13. A method of treating a subject having or at risk of a disease or disorder associated with aberrant leukocyte-platelet interactions, the method comprising:

administering to the subject a therapeutically effective amount of a monoclonal antibody or antigen binding portion thereof that specifically binds to at least one of SEQ ID NO: 1, SEQ ID NO: 2, or SEQ ID NO: 3 to inhibit leukocyte arrest on adherent platelets in the subject, wherein the antibody or antigen binding fragment thereof includes the 3 CDRs of the heavy chain variable domain and the 3 CDRs of the light chain variable domain of an antibody produced by at least one of clones 5C8, 10E2, 4F9, or 4B10.

14. The method of claim 13, wherein the antibody or antigen binding fragment thereof has a nanomolar binding affinity (KD) to Mac-1 of less than about 10 nanomoles.

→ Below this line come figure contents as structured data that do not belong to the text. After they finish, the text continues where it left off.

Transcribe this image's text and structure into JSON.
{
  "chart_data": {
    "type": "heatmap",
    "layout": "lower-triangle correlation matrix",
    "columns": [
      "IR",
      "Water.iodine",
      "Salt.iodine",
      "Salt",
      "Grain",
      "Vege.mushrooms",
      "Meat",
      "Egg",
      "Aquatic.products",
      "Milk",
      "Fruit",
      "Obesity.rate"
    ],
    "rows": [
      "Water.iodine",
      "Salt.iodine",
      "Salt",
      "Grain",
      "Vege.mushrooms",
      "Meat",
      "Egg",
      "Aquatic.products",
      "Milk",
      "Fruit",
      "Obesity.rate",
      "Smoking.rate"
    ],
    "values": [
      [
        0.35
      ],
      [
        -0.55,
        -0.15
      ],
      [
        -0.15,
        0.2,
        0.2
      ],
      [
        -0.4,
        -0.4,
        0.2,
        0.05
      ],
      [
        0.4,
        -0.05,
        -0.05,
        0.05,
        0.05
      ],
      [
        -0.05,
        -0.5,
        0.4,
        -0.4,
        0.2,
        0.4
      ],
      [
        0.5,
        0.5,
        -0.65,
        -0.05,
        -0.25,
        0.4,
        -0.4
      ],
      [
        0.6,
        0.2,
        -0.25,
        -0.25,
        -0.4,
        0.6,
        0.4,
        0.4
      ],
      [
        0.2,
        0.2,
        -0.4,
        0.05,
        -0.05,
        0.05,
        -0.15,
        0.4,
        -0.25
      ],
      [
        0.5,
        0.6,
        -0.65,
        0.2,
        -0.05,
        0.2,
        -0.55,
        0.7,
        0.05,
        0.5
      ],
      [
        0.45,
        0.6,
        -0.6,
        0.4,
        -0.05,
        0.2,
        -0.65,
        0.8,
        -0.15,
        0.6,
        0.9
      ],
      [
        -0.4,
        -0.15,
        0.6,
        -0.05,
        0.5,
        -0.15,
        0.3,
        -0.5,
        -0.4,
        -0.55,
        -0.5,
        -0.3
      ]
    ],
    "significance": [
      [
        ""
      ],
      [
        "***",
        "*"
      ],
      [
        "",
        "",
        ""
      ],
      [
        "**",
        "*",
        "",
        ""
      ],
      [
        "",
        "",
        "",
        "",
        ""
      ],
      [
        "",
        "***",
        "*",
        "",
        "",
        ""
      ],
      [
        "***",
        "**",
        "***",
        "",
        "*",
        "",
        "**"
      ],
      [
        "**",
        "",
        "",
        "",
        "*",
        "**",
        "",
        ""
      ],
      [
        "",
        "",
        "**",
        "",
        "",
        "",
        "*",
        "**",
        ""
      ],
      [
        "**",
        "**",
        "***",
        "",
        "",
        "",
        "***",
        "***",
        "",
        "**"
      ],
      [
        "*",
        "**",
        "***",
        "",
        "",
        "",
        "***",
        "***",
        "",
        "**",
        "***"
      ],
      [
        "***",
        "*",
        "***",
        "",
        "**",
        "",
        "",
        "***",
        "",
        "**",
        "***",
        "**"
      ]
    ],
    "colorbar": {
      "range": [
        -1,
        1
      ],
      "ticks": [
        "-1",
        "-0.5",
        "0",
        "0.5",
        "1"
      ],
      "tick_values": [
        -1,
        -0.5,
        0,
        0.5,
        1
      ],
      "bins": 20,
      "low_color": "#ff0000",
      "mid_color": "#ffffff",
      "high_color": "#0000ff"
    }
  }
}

15. The method of claim 13, wherein the antibody or antigen binding fragment thereof has a nanomolar inhibitory constant (Ki) of leukocyte Mac-1 binding to platelet GP Ibα less than about 10 nanomoles.

16. The method of claim 13, wherein the diseases or disorders associated with aberrant leukocyte-platelet interactions are selected from the group consisting of post-cardiopulmonary bypass inflammation, pathogenic hypertrophy, cardiopulmonary bypass, percutaneous coronary intervention (PTCA), ischemia-reperfusion following acute myocardial infarction, myocardial infarction, atherosclerosis, heparin-induced extracorporeal membrane oxygenation LDL precipitation, extracorporeal membrane oxygenation, multiple organ failure, thrombosis formation, neointimal formation, neointimal hyperplasia, atherothrombosis, vasculitis, restinosis, stroke, angina, arthritis, and demyelinating disorders.

17. The method of claim 13, wherein the diseases or disorders associated with aberrant leukocyte-platelet interactions is thrombosis and/or myocardial infarction.